Mamdani’s innovation has been to harness the movement’s base—white, college-educated, downwardly mobile young people—in combination with the most radical fringes of the city’s Muslim communities. That includes a visit with an unindicted co-conspirator in the World Trade Center bombing meant to appeal to this group.
What will this yield? I can see the rise of New York socialism playing out like a film script.
In the first act, a plucky, young, charismatic candidate beats Gotham’s political machine and rides his newfound stardom to the mayoralty of America’s largest city. In his administration’s early days, he tries to implement his transportation, policing, housing, and cultural policies, notching some initial victories. He also rewards key demographics with patronage, sending millions in taxpayer cash to identity-based NGOs, which become city contractors that deliver vague “social services.”
Then, in the second act, Mamdani encounters the inertia of the political machine and financial realities. His promises—such as freezing the rent, building government-controlled housing, and making buses free—become harder to achieve. To the extent they are implemented, they generate unintended consequences. He finds that rebranding public housing as “social housing,” for example, doesn’t make the program any less disastrous for the city or its housing stock. His attempts to punish landlords, while thrilling to some young leftists, prompt many small property owners to leave the city.
On transportation and policing, he makes similar discoveries. Mamdani makes buses “free”; as a result, New Yorkers see more vagrants, addicts, and psychotics on the buses. It becomes harder for families to navigate the city safely.
He transfers some funds from the NYPD to social workers, which creates a small wave of good will among left-wing voters. But, in the long term, quality-of-life crimes increase, requiring the intervention of police—not social workers with clipboards.

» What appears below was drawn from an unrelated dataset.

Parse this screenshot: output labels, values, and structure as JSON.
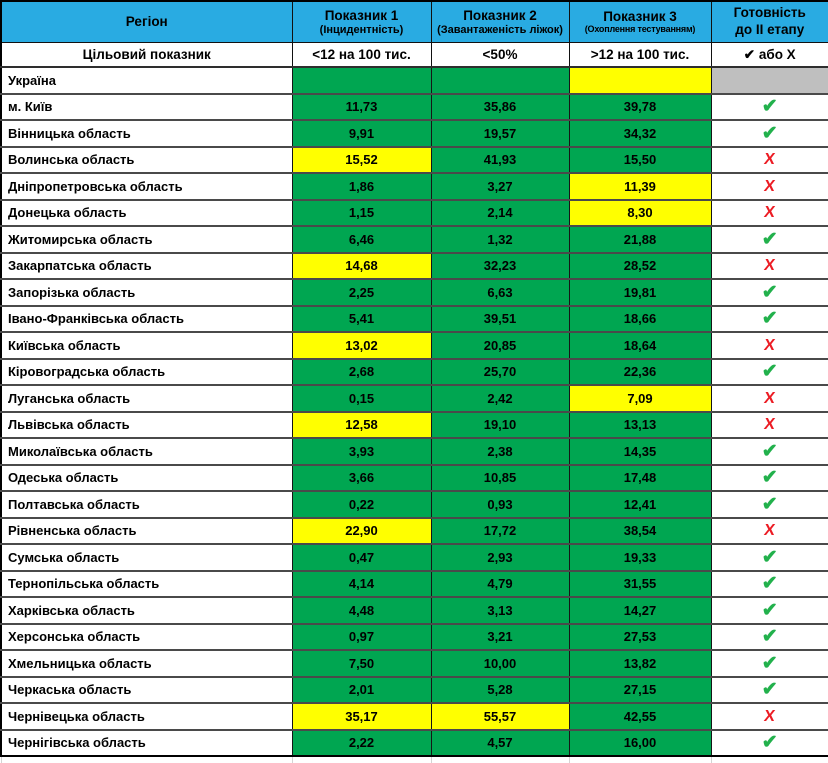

Which brings us to the third act. If the second act concludes with the young mayor’s reckoning with reality—economic limits, unintended consequences, and escalating public hostilities—he may try to mask his failures by stoking resentment. We saw this dynamic many times in the twentieth century: socialists rise to power, their policies degrade the quality of life, and, as they enter the endgame, they tighten their grip on power and offload resentments onto their ideological, racial, and economic enemies.
How will the movie end? I’d love to watch a film about New York City residents coming to see the world differently. But the twentieth century taught us that left-wing voters have extraordinary defenses against reality.